Tom Brady gets candid about joining the broadcast booth
One day in the (near?) future, Tom Brady will finally step away from the playing field. But he won’t be leaving the game entirely.
The most accomplished quarterback of all time is signed on to be the lead NFL analyst at FOX Sports once he retires.
After getting as much out of the game as anyone ever has, Brady is motivated to give back. In his first comments since his partnership with FOX was announced in May, and also since he came out of a brief retirement in March, the Buccaneers QB explained why exactly he’ll eventually jump into the broadcast booth.
"I think the thing is, you said I love football," Brady said Wednesday night after competing in "The Match" golfing competition. "And I agree, I love football. I care a lot about football, too, I felt like I’m always going to be involved in it, one way or another. I think about the opportunity to travel around and see these guys on Friday afternoons. Watch them [practice] and say ‘Hey man, I think these are a couple things that work for me.' And I was around the most amazing coach with Coach [Bill] Belichick, the most amazing coaches over a period of time.
"I played with Hall of Famers Randy Moss to Ty Law to Richard Seymour. … And how do you give back to a sport that’s given so much to me? I think that I have a lot of education around me. I’m excited when that time comes to fully focus on that thing. Give back to the game in a way that so many people have supported me and taught me things."
Brady has been maximizing his own for the past 22 years but struggled to commit to a 23rd. The seven-time Super Bowl champion initially retired in early February, only to reverse the decision just 40 days later. The change of heart came less than a week before free agency, which he described as a self-imposed deadline because Tampa Bay needed to know who its starting QB would be moving forward.
Brady, who turns 45 in August, disclosed that his desire to keep playing barely outweighs wanting to retire.
"At this stage, it's like 55% yes and 45% no. It's not 100-0. That's just the reality," Brady said. "It's not that I'm not 100% committed, it's just as soon as I make the commitment to do it, it's like 'Ugh. Alright, here we go.' It's like running a marathon. You can't decide two weeks before the marathon, 'Hey, I'm going to start running.' We got right to free agency and I felt some pressure to do it and talked to the team and organization, and it all worked out."
Brady’s return begat several others for Tampa Bay, as well as some notable new additions. With the 15-time Pro Bowl QB in tow, the Bucs are again expected to compete for the title. They’ll be led by a new but familiar head coach in Todd Bowles, who takes over for the retired Bruce Arians after serving as the team’s defensive coordinator the past three seasons.
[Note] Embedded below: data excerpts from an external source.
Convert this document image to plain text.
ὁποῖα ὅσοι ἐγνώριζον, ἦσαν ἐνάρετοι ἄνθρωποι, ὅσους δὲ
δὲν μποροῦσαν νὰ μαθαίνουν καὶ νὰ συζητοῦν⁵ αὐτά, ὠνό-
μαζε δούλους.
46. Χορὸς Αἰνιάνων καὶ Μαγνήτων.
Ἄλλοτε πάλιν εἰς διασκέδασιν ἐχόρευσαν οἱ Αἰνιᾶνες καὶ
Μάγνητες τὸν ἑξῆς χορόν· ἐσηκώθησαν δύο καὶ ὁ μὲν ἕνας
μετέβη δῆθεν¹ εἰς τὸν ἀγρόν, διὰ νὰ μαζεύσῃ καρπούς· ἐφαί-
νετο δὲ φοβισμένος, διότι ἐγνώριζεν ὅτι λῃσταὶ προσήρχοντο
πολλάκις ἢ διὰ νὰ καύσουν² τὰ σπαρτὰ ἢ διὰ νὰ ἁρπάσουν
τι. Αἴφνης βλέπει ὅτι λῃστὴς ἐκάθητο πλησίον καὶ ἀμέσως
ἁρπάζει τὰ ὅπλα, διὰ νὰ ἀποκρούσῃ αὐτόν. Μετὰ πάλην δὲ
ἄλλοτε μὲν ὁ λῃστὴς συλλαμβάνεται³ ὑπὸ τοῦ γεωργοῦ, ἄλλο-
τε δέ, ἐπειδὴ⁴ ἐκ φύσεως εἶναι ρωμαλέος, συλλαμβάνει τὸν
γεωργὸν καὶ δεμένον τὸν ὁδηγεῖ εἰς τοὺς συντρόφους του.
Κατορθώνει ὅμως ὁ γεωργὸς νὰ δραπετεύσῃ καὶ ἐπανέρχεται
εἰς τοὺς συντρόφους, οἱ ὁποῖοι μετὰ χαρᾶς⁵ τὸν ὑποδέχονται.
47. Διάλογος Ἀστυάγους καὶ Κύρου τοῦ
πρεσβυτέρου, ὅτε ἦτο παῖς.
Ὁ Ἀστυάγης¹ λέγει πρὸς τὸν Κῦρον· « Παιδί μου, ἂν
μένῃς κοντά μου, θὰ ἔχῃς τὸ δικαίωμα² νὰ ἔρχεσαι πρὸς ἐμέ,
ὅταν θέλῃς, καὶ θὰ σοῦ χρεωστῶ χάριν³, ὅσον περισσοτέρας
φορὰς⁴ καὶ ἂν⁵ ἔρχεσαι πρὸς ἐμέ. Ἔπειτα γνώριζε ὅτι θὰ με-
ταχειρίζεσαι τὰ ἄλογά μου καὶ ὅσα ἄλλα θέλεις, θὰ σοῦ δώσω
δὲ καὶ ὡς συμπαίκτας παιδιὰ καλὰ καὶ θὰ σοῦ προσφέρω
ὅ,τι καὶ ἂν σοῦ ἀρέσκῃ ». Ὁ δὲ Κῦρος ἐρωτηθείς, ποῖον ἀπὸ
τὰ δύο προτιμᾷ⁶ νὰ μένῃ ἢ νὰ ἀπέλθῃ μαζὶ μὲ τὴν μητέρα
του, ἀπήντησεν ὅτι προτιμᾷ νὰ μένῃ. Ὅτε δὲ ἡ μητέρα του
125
As he sat on a panel next to Aaron Rodgers and young stars Patrick Mahomes and Josh Allen, Brady, who’s currently under contract for just the 2022 season, intimated his playing career could be over soon and that he really was about ready to hang up his cleats this offseason.
"Partly, you know, yes," Brady said. "And I think when you're their [Mahomes and Allen's] age, if you were to ask me, 'Are you going to play football next year?' I would say there's a 100% chance I'm playing. And I think as I've gotten older, that's changed because I have other responsibilities.
"So the responsibilities are many people taking care of me and things that I have off the field that are really important to me like my family, my kids, my wife's done an amazing job of that. That's a big commitment from her, so it's harder when you get older. I don't even think they know what's coming. Aaron [Rodgers] knows these things because your life gets bigger as we all do, our life gets more full — there's more responsibilities."